Zusätzliches Öl ins Feuer der
Spekulationen, was sich bei diesem Treffen wohl abgespielt haben
könnte, gießt der Umstand, dass „der King“ aus diesem Treffen
als Undercover-Agent der Drogenbehörde ehrenhalber hervorging. Wen
wundert’s, dass diese amüsant-schräge Fußnote der US-Geschichte
eines Tages in einen Kinofilm münden sollte? Das schlicht und
treffend Elvis & Nixon betitelte Endergebnis
ist zwar weder besonders erhellend, noch ein Gagfeuerwerk. Aber als
bodenständig vermittelte, ihren verqueren Humor trocken umsetzende
Anekdote ist Liza Johnsons neuste Regiearbeit erfrischend und
durchaus charmant.
Dies ist insbesondere den
Hauptdarstellern zu verdanken. Zwar begegnen sie sich erst nach etwas
mehr als einer Filmstunde, jedoch bestechen sie zuvor bereits in
ihren eigenen Sequenzen. Kevin Spacey, der spätestens seit House
of Cards die Rolle des schmierigen Politikers locker aus
dem Ärmel zu schütteln weiß, interpretiert Nixon unter großer
Spielfreude als altmodischen Sturkopf. Wenn Nixon im Gespräch mit
dem Stab des Weißen Hauses zwischen Verachtung, Neid und Ignoranz
bezüglich Presley schwankt, bringt Spacey zudem Verve mit, wie sie
im Kino kaum ein Nixon-Schauspieler zeigte.
Michael Shannon spielt Elvis derweil,
selbst wenn das Drehbuch bei seiner Charakterzeichnung nur selten
explizit in die Tiefe geht, filigran und facettenreich: Dieser King
des Hüftschwungs ist altersmüde, grantig und abgehoben. Er glaubt
ernsthaft, er könnte seinem Vaterland als Undercover-Agent dienlich
sein. Andererseits ist er gönnerhaft, hat einen spröden Sinn für
Humor und die Selbstverständlichkeit, mit der er in ein
ausschließlich schwarze Kunden ansprechendes Diner geht, hat dank
Shannons verschmitzten Gesichtsausdruck sowohl was von Arroganz als
auch von Aufgeschlossenheit. Und obwohl Shannons Elvis in der
Öffentlichkeit nie aus seiner Bühnenpersona fällt, ist ihm ein im
Hinterkopf nagendes Gefühl der Übersättigung anzumerken.

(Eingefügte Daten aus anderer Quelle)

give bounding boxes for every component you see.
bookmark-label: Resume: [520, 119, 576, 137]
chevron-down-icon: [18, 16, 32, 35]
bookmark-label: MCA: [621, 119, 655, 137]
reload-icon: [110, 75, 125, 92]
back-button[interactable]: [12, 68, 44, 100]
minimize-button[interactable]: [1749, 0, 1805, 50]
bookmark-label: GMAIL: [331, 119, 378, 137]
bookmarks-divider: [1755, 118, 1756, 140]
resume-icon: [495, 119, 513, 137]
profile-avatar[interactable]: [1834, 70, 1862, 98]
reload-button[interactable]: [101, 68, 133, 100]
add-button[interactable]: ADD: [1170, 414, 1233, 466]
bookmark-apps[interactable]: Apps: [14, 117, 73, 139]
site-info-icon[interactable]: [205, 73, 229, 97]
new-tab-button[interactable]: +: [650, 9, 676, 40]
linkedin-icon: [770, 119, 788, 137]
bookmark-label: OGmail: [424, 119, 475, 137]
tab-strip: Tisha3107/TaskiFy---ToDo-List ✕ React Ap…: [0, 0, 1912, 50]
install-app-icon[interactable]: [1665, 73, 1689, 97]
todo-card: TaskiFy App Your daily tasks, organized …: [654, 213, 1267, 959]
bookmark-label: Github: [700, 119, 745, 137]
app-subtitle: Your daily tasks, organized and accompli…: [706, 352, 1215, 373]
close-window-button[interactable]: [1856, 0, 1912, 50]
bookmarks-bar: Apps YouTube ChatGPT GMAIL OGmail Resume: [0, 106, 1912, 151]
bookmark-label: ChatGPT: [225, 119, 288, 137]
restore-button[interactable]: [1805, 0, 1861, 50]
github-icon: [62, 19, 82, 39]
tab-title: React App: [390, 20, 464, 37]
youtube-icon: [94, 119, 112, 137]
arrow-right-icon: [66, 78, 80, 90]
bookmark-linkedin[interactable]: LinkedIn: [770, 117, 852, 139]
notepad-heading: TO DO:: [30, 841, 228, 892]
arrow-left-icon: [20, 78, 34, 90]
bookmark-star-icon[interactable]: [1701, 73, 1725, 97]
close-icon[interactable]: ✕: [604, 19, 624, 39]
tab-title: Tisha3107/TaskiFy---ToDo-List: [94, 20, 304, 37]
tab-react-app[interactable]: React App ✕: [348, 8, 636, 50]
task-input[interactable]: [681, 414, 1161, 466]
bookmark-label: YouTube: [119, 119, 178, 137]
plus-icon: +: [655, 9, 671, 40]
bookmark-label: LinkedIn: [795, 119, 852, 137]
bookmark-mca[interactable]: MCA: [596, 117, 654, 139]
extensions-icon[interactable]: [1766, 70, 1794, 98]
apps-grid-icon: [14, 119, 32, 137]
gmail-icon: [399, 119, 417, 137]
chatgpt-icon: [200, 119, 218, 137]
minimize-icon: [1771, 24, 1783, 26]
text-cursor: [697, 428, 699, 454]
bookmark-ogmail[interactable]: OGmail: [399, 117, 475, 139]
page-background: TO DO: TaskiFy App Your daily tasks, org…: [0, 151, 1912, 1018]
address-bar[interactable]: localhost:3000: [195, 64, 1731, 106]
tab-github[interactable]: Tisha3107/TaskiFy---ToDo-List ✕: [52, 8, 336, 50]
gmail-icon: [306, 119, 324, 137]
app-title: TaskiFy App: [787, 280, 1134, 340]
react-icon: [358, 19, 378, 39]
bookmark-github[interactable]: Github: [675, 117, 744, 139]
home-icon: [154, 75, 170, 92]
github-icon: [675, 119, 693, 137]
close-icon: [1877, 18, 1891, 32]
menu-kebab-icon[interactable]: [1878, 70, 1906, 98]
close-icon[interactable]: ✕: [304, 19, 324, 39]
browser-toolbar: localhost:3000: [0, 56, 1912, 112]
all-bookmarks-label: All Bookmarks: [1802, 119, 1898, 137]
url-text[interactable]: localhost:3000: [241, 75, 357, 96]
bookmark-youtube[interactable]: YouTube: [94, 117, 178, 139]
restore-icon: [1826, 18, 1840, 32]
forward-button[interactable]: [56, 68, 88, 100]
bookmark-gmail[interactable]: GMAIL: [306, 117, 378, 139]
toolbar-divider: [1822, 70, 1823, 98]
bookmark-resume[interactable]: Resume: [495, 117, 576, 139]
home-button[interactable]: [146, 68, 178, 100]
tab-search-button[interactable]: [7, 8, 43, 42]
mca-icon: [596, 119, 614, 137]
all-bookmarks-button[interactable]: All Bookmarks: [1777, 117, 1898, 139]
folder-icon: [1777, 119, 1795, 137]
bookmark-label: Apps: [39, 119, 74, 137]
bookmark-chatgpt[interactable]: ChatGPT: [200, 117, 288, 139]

Dass der handwerklich nicht weiter
auffällige, mit einer stimmigen Musikauswahl untermalte Film nach
leicht holprigem Anfang gen Schluss durch einen Subplot über das
Privatleben eines Assistenten Elvis‘ an Fokus verliert, ist
bedauerlich. Der Schuss Menschlichkeit und Alltäglichkeit, den diese
Szenen Elvis & Nixon verleihen, wird viel
wirksamer durch die raren Momente rübergebracht, die Nixon
bescheiden und Elvis ehrfürchtig zeigen. Dennoch: Wer beim
Grundgedanken dieses Films und den beiden Hauptdarstellern hellhörig
wird, sollte nach dieser kleinen, feinen Produktion Ausschau halten.